Jim rougit perceptiblement. C’était le genre de compliment qui nourrissait sa joie de vivre.
-Pink Floyd, oui c’est ça qu’il me faut, album Wish you were here !
Massage des pieds en musique
Emilie pensait à voix haute. Ainsi, son choix du moment se portait donc sur Pink Floyd. Elle adorait se faire masser les pieds en musique. C’était un moment d’extase intense. Elle attrapa sa tablette et enclencha l’album. Les premières notes incertaines de « Shine on your crazy diamond » s’engouffrèrent alors dans l’espace rempli de vide. Ensuite, un intense frisson parcourut les 2 complices dès les premières notes de guitare. La synchronisation était parfaite.

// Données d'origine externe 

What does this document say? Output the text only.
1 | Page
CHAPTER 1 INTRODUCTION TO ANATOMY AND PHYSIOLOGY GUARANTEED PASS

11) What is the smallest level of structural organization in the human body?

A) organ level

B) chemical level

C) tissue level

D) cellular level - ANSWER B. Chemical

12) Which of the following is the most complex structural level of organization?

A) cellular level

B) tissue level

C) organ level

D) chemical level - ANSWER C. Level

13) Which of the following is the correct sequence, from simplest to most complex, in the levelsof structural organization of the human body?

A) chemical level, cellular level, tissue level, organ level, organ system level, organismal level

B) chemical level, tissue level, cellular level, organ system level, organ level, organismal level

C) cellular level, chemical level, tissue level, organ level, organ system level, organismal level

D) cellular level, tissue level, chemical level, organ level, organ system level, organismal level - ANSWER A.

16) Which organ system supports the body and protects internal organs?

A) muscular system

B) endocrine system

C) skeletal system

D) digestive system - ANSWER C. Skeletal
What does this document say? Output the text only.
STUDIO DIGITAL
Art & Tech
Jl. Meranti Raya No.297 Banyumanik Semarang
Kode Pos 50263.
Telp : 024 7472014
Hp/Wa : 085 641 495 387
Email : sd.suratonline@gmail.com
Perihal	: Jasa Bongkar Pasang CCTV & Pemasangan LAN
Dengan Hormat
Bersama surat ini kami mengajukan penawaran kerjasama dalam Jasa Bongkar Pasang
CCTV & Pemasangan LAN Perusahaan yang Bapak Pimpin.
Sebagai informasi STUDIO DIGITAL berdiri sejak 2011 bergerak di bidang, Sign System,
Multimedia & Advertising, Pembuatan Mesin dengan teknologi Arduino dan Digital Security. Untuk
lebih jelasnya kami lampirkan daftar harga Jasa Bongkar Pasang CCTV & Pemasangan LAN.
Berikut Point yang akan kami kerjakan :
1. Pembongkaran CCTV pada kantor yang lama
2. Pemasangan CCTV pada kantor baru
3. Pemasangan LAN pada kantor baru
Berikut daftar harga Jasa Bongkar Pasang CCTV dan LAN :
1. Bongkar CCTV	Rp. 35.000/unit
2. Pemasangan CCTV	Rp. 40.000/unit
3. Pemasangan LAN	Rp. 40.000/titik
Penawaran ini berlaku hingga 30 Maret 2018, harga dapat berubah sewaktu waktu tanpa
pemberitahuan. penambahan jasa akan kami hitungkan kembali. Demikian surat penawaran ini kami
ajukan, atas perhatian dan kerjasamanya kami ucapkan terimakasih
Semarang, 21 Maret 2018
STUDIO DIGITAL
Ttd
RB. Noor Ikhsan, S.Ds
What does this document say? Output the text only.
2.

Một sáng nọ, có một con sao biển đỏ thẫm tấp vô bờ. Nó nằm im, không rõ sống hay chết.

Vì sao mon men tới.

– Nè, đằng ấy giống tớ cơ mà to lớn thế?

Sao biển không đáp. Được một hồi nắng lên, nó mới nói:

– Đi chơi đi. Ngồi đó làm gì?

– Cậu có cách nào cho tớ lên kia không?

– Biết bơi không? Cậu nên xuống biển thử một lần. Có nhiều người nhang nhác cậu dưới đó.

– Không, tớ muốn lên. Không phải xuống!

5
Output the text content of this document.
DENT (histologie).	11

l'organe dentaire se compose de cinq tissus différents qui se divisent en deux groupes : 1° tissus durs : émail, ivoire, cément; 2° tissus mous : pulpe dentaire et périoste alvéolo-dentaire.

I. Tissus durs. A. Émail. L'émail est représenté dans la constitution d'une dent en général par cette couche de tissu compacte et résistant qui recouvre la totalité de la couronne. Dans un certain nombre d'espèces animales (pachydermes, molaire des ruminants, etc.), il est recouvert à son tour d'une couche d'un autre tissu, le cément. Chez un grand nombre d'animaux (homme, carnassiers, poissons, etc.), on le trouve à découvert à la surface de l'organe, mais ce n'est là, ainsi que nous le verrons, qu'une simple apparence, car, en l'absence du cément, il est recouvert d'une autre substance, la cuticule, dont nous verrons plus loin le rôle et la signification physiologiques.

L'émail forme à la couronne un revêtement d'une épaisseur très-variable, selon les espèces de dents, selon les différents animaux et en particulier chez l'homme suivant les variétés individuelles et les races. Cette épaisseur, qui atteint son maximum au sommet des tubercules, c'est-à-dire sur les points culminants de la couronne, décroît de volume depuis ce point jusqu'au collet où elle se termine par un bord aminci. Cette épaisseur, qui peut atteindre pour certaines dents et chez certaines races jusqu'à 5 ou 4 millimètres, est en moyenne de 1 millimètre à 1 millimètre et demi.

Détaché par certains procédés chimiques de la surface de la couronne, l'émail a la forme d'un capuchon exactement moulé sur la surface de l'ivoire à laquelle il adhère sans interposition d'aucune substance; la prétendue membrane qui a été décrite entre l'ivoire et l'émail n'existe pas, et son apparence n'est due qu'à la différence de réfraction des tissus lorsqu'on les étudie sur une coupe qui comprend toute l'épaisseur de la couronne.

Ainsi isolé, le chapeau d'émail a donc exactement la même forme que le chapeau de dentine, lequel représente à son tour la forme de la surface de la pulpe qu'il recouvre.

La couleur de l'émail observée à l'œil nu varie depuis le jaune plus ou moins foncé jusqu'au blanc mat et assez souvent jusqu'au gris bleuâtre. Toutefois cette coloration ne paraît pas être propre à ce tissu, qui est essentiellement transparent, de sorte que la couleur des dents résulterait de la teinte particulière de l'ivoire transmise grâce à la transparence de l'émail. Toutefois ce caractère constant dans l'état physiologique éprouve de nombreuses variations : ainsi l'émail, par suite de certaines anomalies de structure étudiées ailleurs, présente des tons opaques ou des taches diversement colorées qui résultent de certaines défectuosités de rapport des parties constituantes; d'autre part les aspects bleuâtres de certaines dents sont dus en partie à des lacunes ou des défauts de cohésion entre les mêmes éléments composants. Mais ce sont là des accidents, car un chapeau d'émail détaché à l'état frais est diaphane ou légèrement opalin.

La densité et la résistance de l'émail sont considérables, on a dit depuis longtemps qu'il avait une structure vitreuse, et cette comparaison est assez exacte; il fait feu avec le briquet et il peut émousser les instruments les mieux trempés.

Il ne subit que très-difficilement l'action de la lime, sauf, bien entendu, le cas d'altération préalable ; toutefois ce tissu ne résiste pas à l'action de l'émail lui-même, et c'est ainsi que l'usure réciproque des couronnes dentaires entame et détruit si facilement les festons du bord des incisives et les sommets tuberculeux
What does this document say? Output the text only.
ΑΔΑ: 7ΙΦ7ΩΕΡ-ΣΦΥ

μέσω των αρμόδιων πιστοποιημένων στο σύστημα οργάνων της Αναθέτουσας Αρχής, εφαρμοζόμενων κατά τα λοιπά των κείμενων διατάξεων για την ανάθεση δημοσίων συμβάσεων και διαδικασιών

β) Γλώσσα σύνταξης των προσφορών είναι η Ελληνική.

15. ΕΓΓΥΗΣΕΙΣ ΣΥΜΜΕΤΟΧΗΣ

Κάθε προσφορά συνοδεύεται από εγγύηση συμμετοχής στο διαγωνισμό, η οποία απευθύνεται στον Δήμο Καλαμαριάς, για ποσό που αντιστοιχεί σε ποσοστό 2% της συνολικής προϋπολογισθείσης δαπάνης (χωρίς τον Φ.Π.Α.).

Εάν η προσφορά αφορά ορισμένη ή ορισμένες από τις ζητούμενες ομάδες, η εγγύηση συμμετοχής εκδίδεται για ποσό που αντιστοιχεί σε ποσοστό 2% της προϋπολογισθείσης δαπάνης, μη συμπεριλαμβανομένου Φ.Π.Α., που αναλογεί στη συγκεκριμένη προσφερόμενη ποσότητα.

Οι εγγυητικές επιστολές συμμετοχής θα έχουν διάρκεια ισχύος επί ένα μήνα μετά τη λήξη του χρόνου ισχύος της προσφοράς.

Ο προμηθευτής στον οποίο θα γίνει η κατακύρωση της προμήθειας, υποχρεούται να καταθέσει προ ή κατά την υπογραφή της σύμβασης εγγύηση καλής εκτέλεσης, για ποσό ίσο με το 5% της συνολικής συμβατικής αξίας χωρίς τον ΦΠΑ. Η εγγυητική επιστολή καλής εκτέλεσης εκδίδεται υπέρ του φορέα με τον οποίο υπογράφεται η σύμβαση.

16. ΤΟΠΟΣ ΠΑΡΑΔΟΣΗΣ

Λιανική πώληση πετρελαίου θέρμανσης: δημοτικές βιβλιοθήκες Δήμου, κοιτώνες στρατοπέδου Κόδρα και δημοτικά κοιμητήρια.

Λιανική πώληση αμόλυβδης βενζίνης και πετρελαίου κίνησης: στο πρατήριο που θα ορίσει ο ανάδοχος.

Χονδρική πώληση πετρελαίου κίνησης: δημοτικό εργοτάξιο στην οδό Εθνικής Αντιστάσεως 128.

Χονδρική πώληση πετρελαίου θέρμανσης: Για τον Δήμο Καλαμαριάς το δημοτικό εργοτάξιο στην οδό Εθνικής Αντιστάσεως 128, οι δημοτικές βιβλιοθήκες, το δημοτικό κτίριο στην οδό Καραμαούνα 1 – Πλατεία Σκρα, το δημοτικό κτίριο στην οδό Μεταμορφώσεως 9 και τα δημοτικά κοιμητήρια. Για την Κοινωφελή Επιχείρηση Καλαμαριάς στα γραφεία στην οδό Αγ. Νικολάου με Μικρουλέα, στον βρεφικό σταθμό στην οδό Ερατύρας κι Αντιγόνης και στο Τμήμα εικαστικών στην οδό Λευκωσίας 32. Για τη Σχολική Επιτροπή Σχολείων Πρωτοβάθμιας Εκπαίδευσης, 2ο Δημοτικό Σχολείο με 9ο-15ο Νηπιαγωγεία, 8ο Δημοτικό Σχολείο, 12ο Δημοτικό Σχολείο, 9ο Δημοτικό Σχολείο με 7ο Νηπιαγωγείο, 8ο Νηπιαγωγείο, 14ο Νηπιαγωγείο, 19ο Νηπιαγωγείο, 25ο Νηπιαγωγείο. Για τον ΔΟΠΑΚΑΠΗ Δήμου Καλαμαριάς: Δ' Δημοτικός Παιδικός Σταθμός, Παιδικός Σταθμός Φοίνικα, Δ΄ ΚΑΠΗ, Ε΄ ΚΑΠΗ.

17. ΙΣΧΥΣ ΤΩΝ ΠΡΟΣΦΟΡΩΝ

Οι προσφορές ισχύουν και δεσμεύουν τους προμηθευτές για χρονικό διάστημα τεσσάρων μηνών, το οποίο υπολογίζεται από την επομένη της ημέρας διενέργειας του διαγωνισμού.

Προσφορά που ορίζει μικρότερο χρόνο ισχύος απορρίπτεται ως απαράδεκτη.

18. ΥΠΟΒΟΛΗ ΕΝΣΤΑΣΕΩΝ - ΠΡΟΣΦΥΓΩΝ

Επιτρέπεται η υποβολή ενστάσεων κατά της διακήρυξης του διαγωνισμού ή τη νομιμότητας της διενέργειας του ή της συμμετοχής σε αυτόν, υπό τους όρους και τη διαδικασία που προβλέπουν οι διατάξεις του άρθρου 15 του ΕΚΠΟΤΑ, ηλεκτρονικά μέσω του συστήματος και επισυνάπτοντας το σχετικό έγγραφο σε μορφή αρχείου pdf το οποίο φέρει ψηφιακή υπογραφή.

-Marie a eu une nouvelle séance « d’analyse » hier et tu ne devineras jamais ce que lui a dit le psy : « Plus vous serez ignoble, mieux ça ira », cette célèbre phrase de Lacan. »
Jim ressentit un frisson, désagréable cette fois-ci. Il haïssait profondément les psychanalystes qu’il considérait comme des escrocs qui transformaient les humains en monstre d’égoïsme, véritable militant de l’inhumanité. Il n’y a plus rien à tirer des gens en analyse.
-Toi tu en penses quoi ?
-Je vais te répondre par une question, pour toi, comment une femme peut aller mieux ?
Après quelques gouttes de secondes de réflexion, Jim répondit.
-L’amour !
Emilie éclaboussa la pièce de son délicieux rire, puis ajouta.
-Je n’ai jamais rien entendu d’aussi ringard, ce que tu énonces était peut-être vrai dans les années 60 mais nous sommes en 2016, atterris, l’amour c’est terminé. Je vais te dire ce qui rend une femme heureuse, une bonne tasse de café au réveil avec comme accompagnement des tartines de pains frais beurrées, le tout posé sur une table Le Corbusier et une chaise Verner Panton comme trône évidemment, ce n’est pas plus compliqué que ça !
-Pas plus compliqué que ça ! : se dit Jim à lui-même.
Rituel du petit-déjeuner
En effet, il lui avait fallu bien trois mois pour être capable de lui servir un petit déjeuner qu’elle considérait comme convenable. Tout d’abord, il devait se réveiller 1h avant elle en faisant surtout bien attention de ne pas la réveiller. Il s’était nanti d’un réveil-bracelet vibreur pour être le plus discret possible. Puis il se désenchevêtrait méthodiquement du lit. Après un passage éclair dans la salle de bain, il se rendait à la boulangerie du coin de la rue (une chance qu’Emilie en appréciait le savoir-faire) pour y acheter une baguette. S’ensuivait la préparation de 2 tartines taillées au millimètre prêt, légèrement grillées et recouvertes de fin copeaux de beurre. Emilie était très attachée à l’esthétique.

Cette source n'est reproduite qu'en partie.